A few days ago, a young Mayan girl tried to sell me a bracelet on Skype. I was in the middle of a Skype training with Michelle, the current CE Solutions Field Consultant in Solola, when she wandered into the cafe where Michelle was sitting and took it upon herself to join in on our Skype conversation. I told her that the bracelet was very beautiful, but that I live very far away…and she said (very seriously) that my friend should just buy it for me and send it to me later.
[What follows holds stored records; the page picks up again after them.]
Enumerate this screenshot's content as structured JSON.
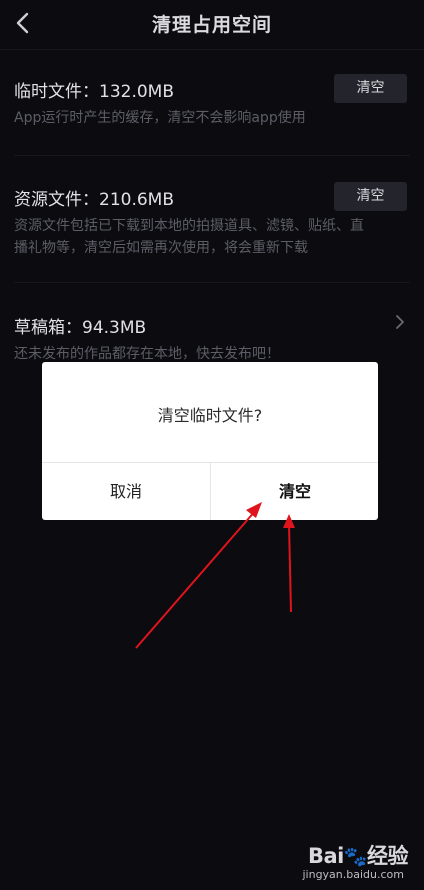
{
  "header": {
    "title": "清理占用空间"
  },
  "sections": [
    {
      "title": "临时文件：132.0MB",
      "desc": "App运行时产生的缓存，清空不会影响app使用",
      "button": "清空"
    },
    {
      "title": "资源文件：210.6MB",
      "desc_line1": "资源文件包括已下载到本地的拍摄道具、滤镜、贴纸、直",
      "desc_line2": "播礼物等，清空后如需再次使用，将会重新下载",
      "button": "清空"
    },
    {
      "title": "草稿箱：94.3MB",
      "desc": "还未发布的作品都存在本地，快去发布吧！"
    }
  ],
  "dialog": {
    "message": "清空临时文件?",
    "cancel": "取消",
    "confirm": "清空"
  },
  "watermark": {
    "logo": "Bai百经验",
    "url": "jingyan.baidu.com"
  },
  "colors": {
    "background": "#0b0b10",
    "button_bg": "#24252c",
    "arrow": "#e0141c"
  }
}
It’s hard to believe how quickly my start date is approaching! But lots to do between now and May 28th, including finishing up my last month or so of school and graduating…! Last week, I went home for a few days to catch up with family and start to gather things I’m going to need. I went to see if I need any new vaccinations and found out that I’ve pretty much already covered all the bases from my previous trips. Glad I was able to avoid more shots! I also had some fun at REI and bought sweet new hiking boots and some other travel goodies but really, there’s not much I have to buy! I’m actually looking forward to minimizing, both in clothing and possessions and in lifestyle, since I know from my previous time there that day-to-day life in Pana is pretty simplistic – but wonderful!
I also just received a copy of my tentative summer schedule – since the Social Entrepreneurship Corps interns are actually arriving a few weeks before me to start their orientation, I’m really going to have to hit the ground running.